Les Bay-Bay-vores seront servis et il ne faudra pas longtemps pour le savoir. À peine sorti de la boucle « Transformers », c’est sur Netflix qu’un des maîtres du spectacle hollywoodien a trouvé refuge, avec un « 6 Underground », dopé à une esthétique toujours aussi stylisée. Que l’on aime ou pas, il faut reconnaître un savoir-faire unique et précieux chez Michael Bay. Il part du pitch du film éponyme danois de Laurits Munch-petersen, sorti en 2005, pour juxtaposer une des plans survoltés et à l’esprit anarchique, comme il sait bien le faire. D’autres y verront le fantôme d’un GTA et à raison, mais là où le cinéaste nous emmène, c’est dans le cœur de l’action, mais plus encore, dans les entrailles d’êtres vivants, effacés par la réalité qui les écrase. Tout ce qu’il cadre finit par servir la folle course-poursuite et à nourrir le regard d’un spectateur qui ne peut qu’halluciner devant des plans inédits et une technicité sans limite.

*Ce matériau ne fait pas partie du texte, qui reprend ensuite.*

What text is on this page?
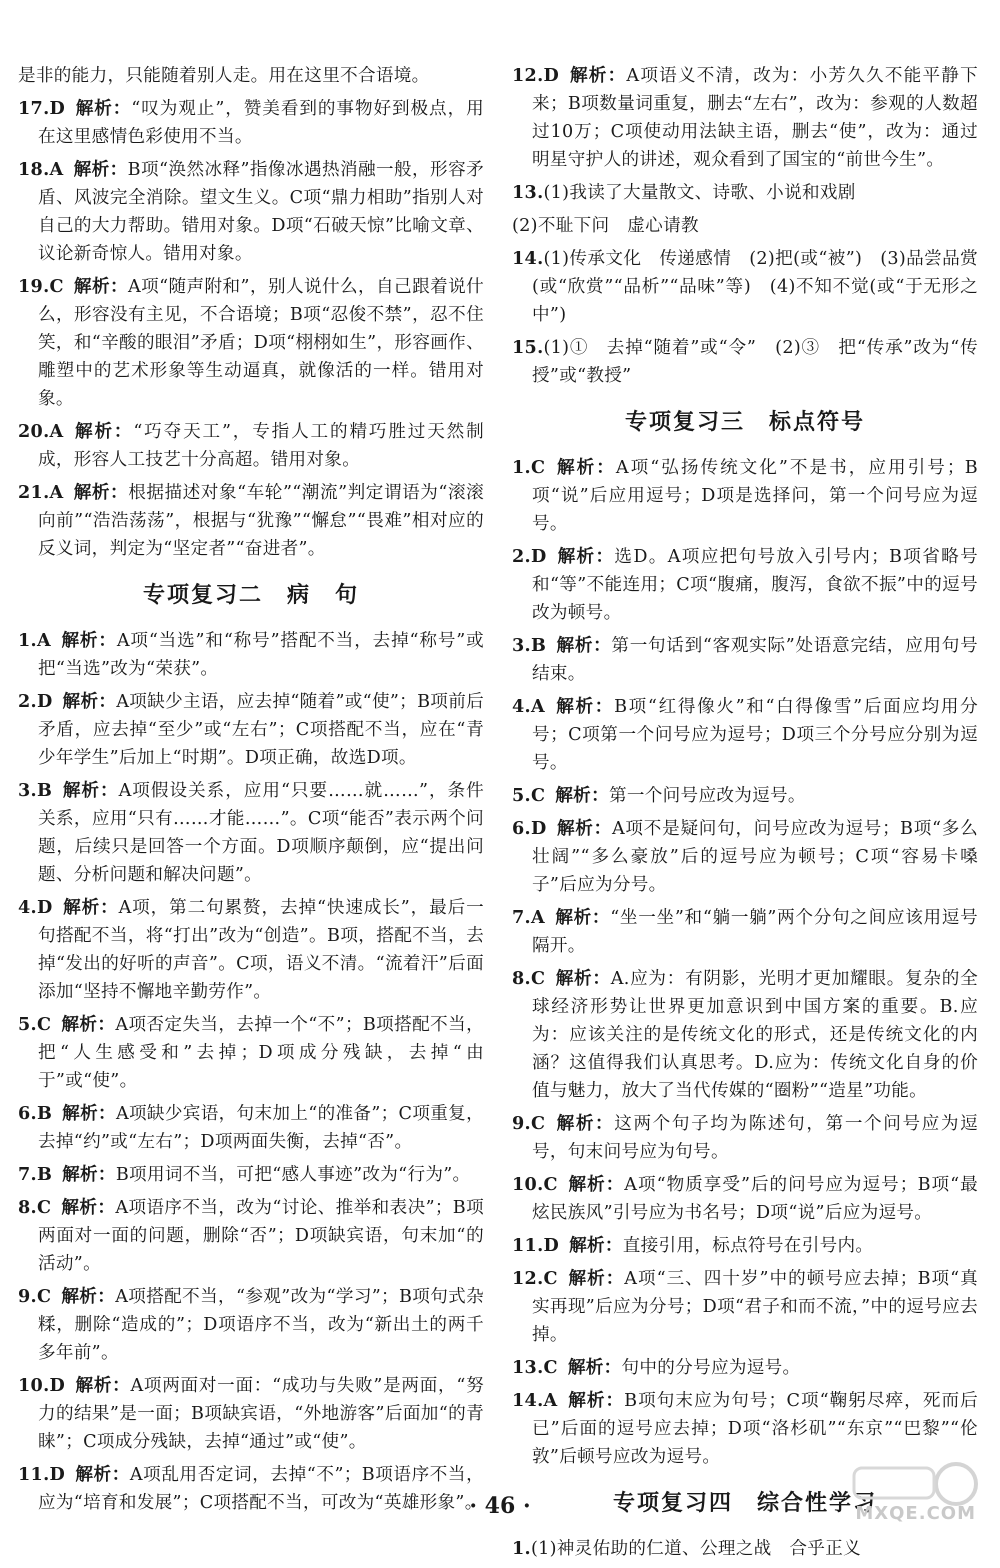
是非的能力，只能随着别人走。用在这里不合语境。
17.D 解析：“叹为观止”，赞美看到的事物好到极点，用在这里感情色彩使用不当。
18.A 解析：B项“涣然冰释”指像冰遇热消融一般，形容矛盾、风波完全消除。望文生义。C项“鼎力相助”指别人对自己的大力帮助。错用对象。D项“石破天惊”比喻文章、议论新奇惊人。错用对象。
19.C 解析：A项“随声附和”，别人说什么，自己跟着说什么，形容没有主见，不合语境；B项“忍俊不禁”，忍不住笑，和“辛酸的眼泪”矛盾；D项“栩栩如生”，形容画作、雕塑中的艺术形象等生动逼真，就像活的一样。错用对象。
20.A 解析：“巧夺天工”，专指人工的精巧胜过天然制成，形容人工技艺十分高超。错用对象。
21.A 解析：根据描述对象“车轮”“潮流”判定谓语为“滚滚向前”“浩浩荡荡”，根据与“犹豫”“懈怠”“畏难”相对应的反义词，判定为“坚定者”“奋进者”。
专项复习二　病　句
1.A 解析：A项“当选”和“称号”搭配不当，去掉“称号”或把“当选”改为“荣获”。
2.D 解析：A项缺少主语，应去掉“随着”或“使”；B项前后矛盾，应去掉“至少”或“左右”；C项搭配不当，应在“青少年学生”后加上“时期”。D项正确，故选D项。
3.B 解析：A项假设关系，应用“只要……就……”，条件关系，应用“只有……才能……”。C项“能否”表示两个问题，后续只是回答一个方面。D项顺序颠倒，应“提出问题、分析问题和解决问题”。
4.D 解析：A项，第二句累赘，去掉“快速成长”，最后一句搭配不当，将“打出”改为“创造”。B项，搭配不当，去掉“发出的好听的声音”。C项，语义不清。“流着汗”后面添加“坚持不懈地辛勤劳作”。
5.C 解析：A项否定失当，去掉一个“不”；B项搭配不当，把“人生感受和”去掉；D项成分残缺，去掉“由于”或“使”。
6.B 解析：A项缺少宾语，句末加上“的准备”；C项重复，去掉“约”或“左右”；D项两面失衡，去掉“否”。
7.B 解析：B项用词不当，可把“感人事迹”改为“行为”。
8.C 解析：A项语序不当，改为“讨论、推举和表决”；B项两面对一面的问题，删除“否”；D项缺宾语，句末加“的活动”。
9.C 解析：A项搭配不当，“参观”改为“学习”；B项句式杂糅，删除“造成的”；D项语序不当，改为“新出土的两千多年前”。
10.D 解析：A项两面对一面：“成功与失败”是两面，“努力的结果”是一面；B项缺宾语，“外地游客”后面加“的青睐”；C项成分残缺，去掉“通过”或“使”。
11.D 解析：A项乱用否定词，去掉“不”；B项语序不当，应为“培育和发展”；C项搭配不当，可改为“英雄形象”。
12.D 解析：A项语义不清，改为：小芳久久不能平静下来；B项数量词重复，删去“左右”，改为：参观的人数超过10万；C项使动用法缺主语，删去“使”，改为：通过明星守护人的讲述，观众看到了国宝的“前世今生”。
13.(1)我读了大量散文、诗歌、小说和戏剧
(2)不耻下问　虚心请教
14.(1)传承文化　传递感情　(2)把(或“被”)　(3)品尝品赏(或“欣赏”“品析”“品味”等)　(4)不知不觉(或“于无形之中”)
15.(1)①　去掉“随着”或“令”　(2)③　把“传承”改为“传授”或“教授”
专项复习三　标点符号
1.C 解析：A项“弘扬传统文化”不是书，应用引号；B项“说”后应用逗号；D项是选择问，第一个问号应为逗号。
2.D 解析：选D。A项应把句号放入引号内；B项省略号和“等”不能连用；C项“腹痛，腹泻，食欲不振”中的逗号改为顿号。
3.B 解析：第一句话到“客观实际”处语意完结，应用句号结束。
4.A 解析：B项“红得像火”和“白得像雪”后面应均用分号；C项第一个问号应为逗号；D项三个分号应分别为逗号。
5.C 解析：第一个问号应改为逗号。
6.D 解析：A项不是疑问句，问号应改为逗号；B项“多么壮阔”“多么豪放”后的逗号应为顿号；C项“容易卡嗓子”后应为分号。
7.A 解析：“坐一坐”和“躺一躺”两个分句之间应该用逗号隔开。
8.C 解析：A.应为：有阴影，光明才更加耀眼。复杂的全球经济形势让世界更加意识到中国方案的重要。B.应为：应该关注的是传统文化的形式，还是传统文化的内涵？这值得我们认真思考。D.应为：传统文化自身的价值与魅力，放大了当代传媒的“圈粉”“造星”功能。
9.C 解析：这两个句子均为陈述句，第一个问号应为逗号，句末问号应为句号。
10.C 解析：A项“物质享受”后的问号应为逗号；B项“最炫民族风”引号应为书名号；D项“说”后应为逗号。
11.D 解析：直接引用，标点符号在引号内。
12.C 解析：A项“三、四十岁”中的顿号应去掉；B项“真实再现”后应为分号；D项“君子和而不流，”中的逗号应去掉。
13.C 解析：句中的分号应为逗号。
14.A 解析：B项句末应为句号；C项“鞠躬尽瘁，死而后已”后面的逗号应去掉；D项“洛杉矶”“东京”“巴黎”“伦敦”后顿号应改为逗号。
专项复习四　综合性学习
1.(1)神灵佑助的仁道、公理之战　合乎正义
· 46 ·	MXQE.COM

C’est à la fois son point fort et un problème récurrent chez le cinéaste, obsédé par le sens du montage et de l’art visuel, très éphémère. Il n’est pas un très grand narrateur, c’est pourquoi il laisse la plus grosse part à ses images qui parlent d’elles-mêmes. Une caméra RED à la main et un drone FPV Racer dans l’autre, le festival peut commencer. L’ouverture ne manque pas de souligner les motifs, chers au réalisateur, où les institutions américaines semblent aussi bien dépassées qu’inefficaces. Il n’y a aucune âme à l’autre bout du fil, mais Will (Yahya Abdul-Mateen II) fera ce qu’il faut pour accorder avenir et prospérité à sa famille. L’ancien militaire n'a pas d’autres choix que de retrouver son frère adoptif, Danny (Jake Gyllenhaal), et d’embarquer pour un rodéo, qui peut rappeler le « Speed » de Jan de Bont. Les détours seront nombreux, mais la ligne d’arrivée reste à définir, aussi bien pour l’ambulance qu’ils ont dû détourner que pour leur relation, entre tension et tendresse.

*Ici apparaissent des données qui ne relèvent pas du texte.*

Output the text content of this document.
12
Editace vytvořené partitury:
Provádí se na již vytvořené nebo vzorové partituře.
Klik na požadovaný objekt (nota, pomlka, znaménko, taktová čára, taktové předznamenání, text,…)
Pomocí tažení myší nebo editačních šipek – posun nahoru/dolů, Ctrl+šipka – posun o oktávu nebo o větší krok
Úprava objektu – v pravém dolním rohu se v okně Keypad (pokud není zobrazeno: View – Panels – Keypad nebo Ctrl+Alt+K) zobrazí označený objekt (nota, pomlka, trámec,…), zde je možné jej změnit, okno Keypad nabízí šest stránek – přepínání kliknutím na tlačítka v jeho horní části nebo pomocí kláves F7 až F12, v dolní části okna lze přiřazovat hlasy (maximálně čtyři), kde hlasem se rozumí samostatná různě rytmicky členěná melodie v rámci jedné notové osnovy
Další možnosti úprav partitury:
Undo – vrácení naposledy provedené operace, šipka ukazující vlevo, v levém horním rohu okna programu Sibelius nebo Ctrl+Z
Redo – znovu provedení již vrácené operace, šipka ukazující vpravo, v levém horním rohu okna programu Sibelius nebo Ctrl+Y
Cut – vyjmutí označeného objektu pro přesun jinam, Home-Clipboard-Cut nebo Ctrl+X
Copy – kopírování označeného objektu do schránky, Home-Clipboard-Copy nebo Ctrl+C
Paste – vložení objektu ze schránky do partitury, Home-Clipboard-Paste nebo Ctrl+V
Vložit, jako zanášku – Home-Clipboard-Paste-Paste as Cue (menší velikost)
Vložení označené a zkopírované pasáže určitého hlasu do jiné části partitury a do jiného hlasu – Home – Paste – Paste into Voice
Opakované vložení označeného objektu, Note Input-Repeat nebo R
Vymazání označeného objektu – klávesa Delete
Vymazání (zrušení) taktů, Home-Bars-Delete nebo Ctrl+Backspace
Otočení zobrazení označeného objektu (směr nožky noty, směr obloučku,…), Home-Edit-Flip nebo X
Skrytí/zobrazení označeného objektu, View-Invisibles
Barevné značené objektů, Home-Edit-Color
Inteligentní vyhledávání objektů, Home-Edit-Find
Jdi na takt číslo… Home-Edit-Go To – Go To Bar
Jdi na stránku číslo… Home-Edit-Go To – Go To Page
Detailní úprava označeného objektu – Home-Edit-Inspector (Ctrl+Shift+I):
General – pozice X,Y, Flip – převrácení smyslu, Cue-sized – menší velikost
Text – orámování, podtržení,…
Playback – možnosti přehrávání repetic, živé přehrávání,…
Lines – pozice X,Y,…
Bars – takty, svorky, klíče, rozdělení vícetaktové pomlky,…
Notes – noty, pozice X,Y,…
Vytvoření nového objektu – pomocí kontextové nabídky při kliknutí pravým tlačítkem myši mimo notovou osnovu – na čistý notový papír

Encore faut-il ajouter une autre pièce maîtresse de cette mosaïque et elle s’appelle Cam (Eiza Gonzalez). L’infirmière secouriste est toute autant une victime de la société désabusée et qui la détache de tout sentiment. C’est un métier de l’urgence, qui n’est ni récompensé, ni félicité comme il se doit. La livraison de patients au bord de la mort ne l’affecte presque plus, sauf lors de son dernier covoiturage, qui mêle habilement l’adrénaline qu’elle recherche et les valeurs qui font d’elle un personnage sensible et fort. Le cas de Danny est plus complexe, mais comme pour chacun, c’est la recherche d’un foyer qui anime son ultime élan et qui le réconcilierait avec son petit frère. Will est dans un entre-deux permanent, qui contraste avec le côté impulsif et pourtant bienveillant de Danny à son égard. Cette complicité fonctionne le temps de quelques scènes d’une rare intensité, entre humour noir et flashbacks musicaux. Puis, le tout est rattrapé par le rythme donné par une caméra mobile, qui effleure ou accompagne suffisamment la fuite du groupe vers un lieu sain, que ce soit sur terre ou dans les airs.
L’occasion est donc propice à une balade au cœur d’un Los Angeles vivant, quartier par quartier, jusqu’à en oublier le braquage manqué d’où l’on vient. Bay n’avait qu’une hâte, c’est de démarrer la bête de course et de laisser les chorégraphies du chaos faire leur effet. « Ambulance » n’est donc pas qu’une modeste proposition et il y aura de quoi être surpris à plusieurs instants, si l’on accepte l’argument du metteur en scène, qui n’a pas pris l’option de freinage pour un retour en force en salle. C'est justement dans la liberté de création qu’il concrétise ses obsessions les plus folles, servies par des comédiens investis, notamment lorsqu’il faudra s’improviser docteur maboul. Alors oui, les autocitations et références pompeuses alourdissent le discours, mais jamais ils n’entraveront ce véhicule bélier, qui est prêt à sauver ce qu’il reste d’humain dans une ville qui semble avoir tout aspiré, jusqu’à avoir cédé au caprice de la haute surveillance numérique.